What is true of businesses is also the same of individuals. The problem with knowing your pay cheque is guaranteed is the fact that you have utterly no incentive to perform. People become comfortable. Employees get into the mode about bitching about their jobs but never leave because, well, why should they, the cheque is going to be there at the end of the month. Employees with no motivation to improve do not as a rule make businesses more profitable.

I’m with Mr. Welsh when he states that you’re probably not performing because you’re not happy where you are, so you have the chance to find a place where you can be happy. I think of my luckiest moment in my PR career being when I left BANG PR. It ended my PR career (PN Balji advising me that I shouldn’t bother looking for a job because I’d never be able to explain why I never stayed anywhere longer than a year) but it gave me all three of my greatest moments, namely the Saudi Crown Prince visit and the IIM and IIT alumni events. These were events that put me, as an individual (without being told what to do by London or New York) on the level on dealing with cabinet ministers. It was something I could never have done had I ended up in the confines on a conventional agency. I don’t think my story is particularly unique.

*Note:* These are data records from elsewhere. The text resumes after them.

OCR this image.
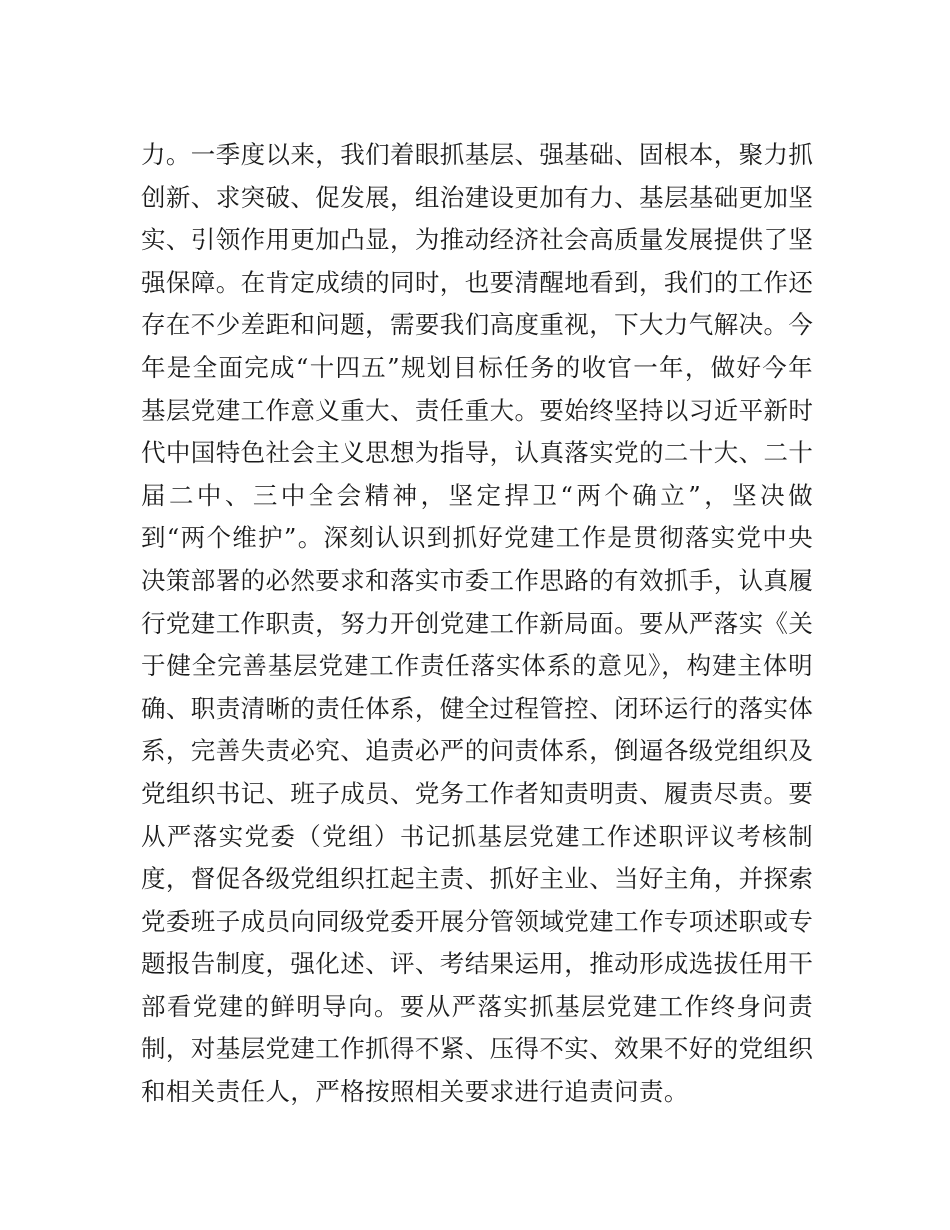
力。一季度以来，我们着眼抓基层、强基础、固根本，聚力抓
创新、求突破、促发展，组治建设更加有力、基层基础更加坚
实、引领作用更加凸显，为推动经济社会高质量发展提供了坚
强保障。在肯定成绩的同时，也要清醒地看到，我们的工作还
存在不少差距和问题，需要我们高度重视，下大力气解决。今
年是全面完成“十四五”规划目标任务的收官一年，做好今年
基层党建工作意义重大、责任重大。要始终坚持以习近平新时
代中国特色社会主义思想为指导，认真落实党的二十大、二十
届二中、三中全会精神，坚定捍卫“两个确立”，坚决做
到“两个维护”。深刻认识到抓好党建工作是贯彻落实党中央
决策部署的必然要求和落实市委工作思路的有效抓手，认真履
行党建工作职责，努力开创党建工作新局面。要从严落实《关
于健全完善基层党建工作责任落实体系的意见》，构建主体明
确、职责清晰的责任体系，健全过程管控、闭环运行的落实体
系，完善失责必究、追责必严的问责体系，倒逼各级党组织及
党组织书记、班子成员、党务工作者知责明责、履责尽责。要
从严落实党委（党组）书记抓基层党建工作述职评议考核制
度，督促各级党组织扛起主责、抓好主业、当好主角，并探索
党委班子成员向同级党委开展分管领域党建工作专项述职或专
题报告制度，强化述、评、考结果运用，推动形成选拔任用干
部看党建的鲜明导向。要从严落实抓基层党建工作终身问责
制，对基层党建工作抓得不紧、压得不实、效果不好的党组织
和相关责任人，严格按照相关要求进行追责问责。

The other issue that I believe Mr. Welch got right was on China, or the “strategic competitor.” Donald Trump and his ilk talked about the USA being “raped” by China through unfair competition. Something similar was said of Japan in the 80s. While, I do agree that China and Japan had engaged in “unfair” practices.

However, Mr. Welch did argue that that while China was a land of a billion competitors, it was also a land of a billion customers and offered opportunities for American businesses. Mr. Welch was actually respectful of the “threat” of competition from poor third world nations. “Who says we deserve what we’ve got?” he would say. “These people are after our lives. We’ve got to work like dogs.”

I will miss Mr. Welch. While he had a ruthless streak and made his mistakes, he did represent a sense of optimism and an era where some form of competence was held in high esteem. Mr. Welch thrived on challenges and if we should learn anything from him, it would be to embrace challenges rather than to seek protectionism and think of cowardice as a form of heroism.